In the event of a failed backup job, a notification can be sent to a configurable receiver with Shoutrrr (including Email, Matrix, Discord, Ntfy, IFTTT etc.)

Email notifications

Info

To enable email notifications, you must setup postfix-relay separately and configure it to allow clients from the the backup-volume network to send mail.

(stdout)
? Do you want to receive notifications for backup failure?
  No.
> Yes, via email.
  Yes, via webhook.

Enter the sender email address

: backup-volume-default@pi.example.com

Enter the recipient email address

: test@example.com

Matrix notifications via webhook

You will need to setup the Matrix Hookshot bot in order to receive a generic webhook from Backup-Volume that notifies the Matrix room you share with the bot.

  • Create a new room and invite the hookshot bot to it.
  • Message the room: !hookshot setup-widget.
  • Open the room Extensions tab and click on the Hookshot extension.
  • Create a new Inbound (Generic) Webhook.
  • Name the webhook backup-volume.example.com after your backup-volume instance.
  • Copy the long URL it gives you, e.g., https://matrix.example.com/hookshot/webhooks/webhook/xxxxxx.
  • Click Save.

Reconfigure the .env_{CONTEXT}_{INSTANCE} file of the backup-volume instance, setting the notification URL as a Generic webhook:

Run this on your Raspberry Pi
pi make backup-volume reconfigure var=BACKUP_NOTIFICATION_URLS="generic://matrix.example.com/hookshot/webhooks/webhook/xxxxx?template=json"
Tip

Important: the Shoutrrr webhook notification URL should start with generic:// (not https://).
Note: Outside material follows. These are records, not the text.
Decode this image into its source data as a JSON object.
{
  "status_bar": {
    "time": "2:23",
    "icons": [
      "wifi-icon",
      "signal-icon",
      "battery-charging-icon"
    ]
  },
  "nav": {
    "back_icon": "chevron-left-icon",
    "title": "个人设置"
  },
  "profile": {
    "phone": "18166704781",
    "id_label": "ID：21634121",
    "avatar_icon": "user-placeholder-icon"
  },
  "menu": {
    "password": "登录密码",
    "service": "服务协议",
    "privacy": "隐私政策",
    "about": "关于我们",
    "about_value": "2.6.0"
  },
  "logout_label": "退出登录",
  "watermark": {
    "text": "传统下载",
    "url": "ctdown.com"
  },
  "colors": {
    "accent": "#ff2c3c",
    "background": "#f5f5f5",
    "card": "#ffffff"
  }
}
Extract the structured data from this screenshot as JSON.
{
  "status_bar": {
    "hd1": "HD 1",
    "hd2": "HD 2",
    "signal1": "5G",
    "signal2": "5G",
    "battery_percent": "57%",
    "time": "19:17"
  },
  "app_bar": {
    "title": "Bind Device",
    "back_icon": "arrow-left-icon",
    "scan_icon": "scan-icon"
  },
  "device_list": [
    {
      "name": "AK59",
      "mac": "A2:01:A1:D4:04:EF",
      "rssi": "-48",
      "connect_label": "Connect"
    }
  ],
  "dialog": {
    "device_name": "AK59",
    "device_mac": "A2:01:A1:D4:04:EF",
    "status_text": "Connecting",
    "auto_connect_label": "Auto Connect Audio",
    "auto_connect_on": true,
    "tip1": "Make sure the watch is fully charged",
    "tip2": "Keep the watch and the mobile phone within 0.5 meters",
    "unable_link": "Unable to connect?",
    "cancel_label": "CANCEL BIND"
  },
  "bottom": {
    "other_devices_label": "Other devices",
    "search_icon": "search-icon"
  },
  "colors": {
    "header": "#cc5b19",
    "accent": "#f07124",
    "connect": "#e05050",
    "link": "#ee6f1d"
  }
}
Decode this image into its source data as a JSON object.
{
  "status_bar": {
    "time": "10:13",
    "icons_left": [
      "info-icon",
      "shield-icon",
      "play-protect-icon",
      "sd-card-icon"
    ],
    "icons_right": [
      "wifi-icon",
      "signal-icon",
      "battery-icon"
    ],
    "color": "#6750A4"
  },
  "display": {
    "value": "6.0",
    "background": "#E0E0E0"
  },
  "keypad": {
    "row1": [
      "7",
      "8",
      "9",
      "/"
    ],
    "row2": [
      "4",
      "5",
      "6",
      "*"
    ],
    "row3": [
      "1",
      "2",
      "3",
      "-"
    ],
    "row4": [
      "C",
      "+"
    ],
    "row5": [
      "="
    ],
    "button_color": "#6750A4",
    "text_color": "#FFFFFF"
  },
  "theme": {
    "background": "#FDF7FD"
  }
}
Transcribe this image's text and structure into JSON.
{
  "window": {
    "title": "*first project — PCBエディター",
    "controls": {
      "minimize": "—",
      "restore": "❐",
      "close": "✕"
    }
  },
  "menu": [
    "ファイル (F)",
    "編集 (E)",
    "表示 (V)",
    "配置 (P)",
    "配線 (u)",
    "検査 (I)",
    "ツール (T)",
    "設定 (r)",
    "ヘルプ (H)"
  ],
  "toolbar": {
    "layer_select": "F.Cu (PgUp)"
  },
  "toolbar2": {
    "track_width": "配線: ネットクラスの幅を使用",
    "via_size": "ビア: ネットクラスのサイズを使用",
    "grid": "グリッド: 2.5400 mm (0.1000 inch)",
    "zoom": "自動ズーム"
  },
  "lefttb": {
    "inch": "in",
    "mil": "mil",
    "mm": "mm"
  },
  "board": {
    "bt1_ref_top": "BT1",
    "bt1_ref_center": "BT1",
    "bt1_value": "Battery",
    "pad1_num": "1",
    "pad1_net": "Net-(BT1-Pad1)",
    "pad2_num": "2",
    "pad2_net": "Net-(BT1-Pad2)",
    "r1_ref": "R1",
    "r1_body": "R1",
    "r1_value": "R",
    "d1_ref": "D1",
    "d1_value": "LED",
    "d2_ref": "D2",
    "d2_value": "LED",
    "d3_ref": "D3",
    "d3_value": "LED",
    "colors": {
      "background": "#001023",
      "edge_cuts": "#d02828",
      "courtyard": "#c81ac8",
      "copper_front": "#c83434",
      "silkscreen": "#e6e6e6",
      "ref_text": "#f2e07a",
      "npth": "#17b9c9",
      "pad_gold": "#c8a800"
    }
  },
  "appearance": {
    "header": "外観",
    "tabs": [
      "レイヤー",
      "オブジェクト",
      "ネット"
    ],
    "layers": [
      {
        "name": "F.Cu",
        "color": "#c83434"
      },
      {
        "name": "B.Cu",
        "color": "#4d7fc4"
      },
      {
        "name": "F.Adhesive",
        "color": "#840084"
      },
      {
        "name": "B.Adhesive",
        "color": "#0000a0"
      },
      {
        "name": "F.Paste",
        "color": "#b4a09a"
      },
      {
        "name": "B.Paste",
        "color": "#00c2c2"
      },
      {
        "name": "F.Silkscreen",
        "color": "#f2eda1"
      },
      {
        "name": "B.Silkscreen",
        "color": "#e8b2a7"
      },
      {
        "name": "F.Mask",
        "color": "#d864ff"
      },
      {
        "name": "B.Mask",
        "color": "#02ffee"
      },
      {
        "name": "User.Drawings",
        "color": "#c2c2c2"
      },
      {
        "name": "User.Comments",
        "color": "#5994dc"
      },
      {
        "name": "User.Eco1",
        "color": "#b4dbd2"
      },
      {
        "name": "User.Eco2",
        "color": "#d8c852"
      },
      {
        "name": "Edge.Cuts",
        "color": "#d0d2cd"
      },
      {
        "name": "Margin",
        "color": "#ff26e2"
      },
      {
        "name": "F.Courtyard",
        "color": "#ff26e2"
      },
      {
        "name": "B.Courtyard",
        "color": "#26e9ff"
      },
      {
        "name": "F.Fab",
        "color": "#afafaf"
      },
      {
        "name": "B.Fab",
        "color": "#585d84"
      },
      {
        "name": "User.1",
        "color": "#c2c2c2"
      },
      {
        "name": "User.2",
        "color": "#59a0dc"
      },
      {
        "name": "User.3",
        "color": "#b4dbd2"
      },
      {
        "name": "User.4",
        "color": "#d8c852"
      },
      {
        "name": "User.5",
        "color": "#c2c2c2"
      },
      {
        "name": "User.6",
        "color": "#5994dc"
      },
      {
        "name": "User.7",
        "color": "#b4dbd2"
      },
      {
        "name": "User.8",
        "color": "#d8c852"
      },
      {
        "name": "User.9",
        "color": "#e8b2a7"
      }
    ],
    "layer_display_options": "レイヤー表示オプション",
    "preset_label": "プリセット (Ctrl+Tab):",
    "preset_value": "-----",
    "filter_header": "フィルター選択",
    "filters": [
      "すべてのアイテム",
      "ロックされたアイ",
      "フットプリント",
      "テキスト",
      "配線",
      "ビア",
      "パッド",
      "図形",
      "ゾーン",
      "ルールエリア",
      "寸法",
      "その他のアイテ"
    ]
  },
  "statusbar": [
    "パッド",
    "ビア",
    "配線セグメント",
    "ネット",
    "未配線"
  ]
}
It should end with ?template=json.

Re-install to load the new config:

Run this on your Raspberry Pi
pi make backup-volume install

To test the notification, you can consider setting BACKUP_CRON_EXPRESSION=@every 1m and change the S3 credentials so that they are incorrect, thus triggering a failure notification to be sent.

You should see the JSON notification in the channel, which unfortunately is not formatted very nicely :

Example matrix message:

{ “message”: “Running backup-volume failed with error: main.(*script).copyArchive: error copying archive: s3.(*s3Storage).Copy: error uploading backup to remote storage: [Message]: ‘The specified bucket does not exist.’, [Code]: NoSuchBucket, [StatusCode]: 404\n\nLog output of the failed run was:\n\ntime=2024-10-16T19:45:27.092Z level=INFO msg=\“Stopping 1 out of 26 running container(s) as they were labeled backup-volume.stop-during-backup=true.\"\ntime=2024-10-16T19:45:27.713Z level=INFO msg=\“Created backup of `/backup` at `/tmp/backup-default-2024-10-16T19-45-27.tar.gz`.\"\ntime=2024-10-16T19:45:27.972Z level=INFO msg=\“Restarted 1 container(s).\"\ntime=2024-10-16T19:45:28.259Z level=INFO msg=\“Removed tar file `/tmp/backup-default-2024-10-16T19-45-27.tar.gz`.\"\n”, “title”: “Failure running backup-volume at 2024-10-16T19:45:27Z” }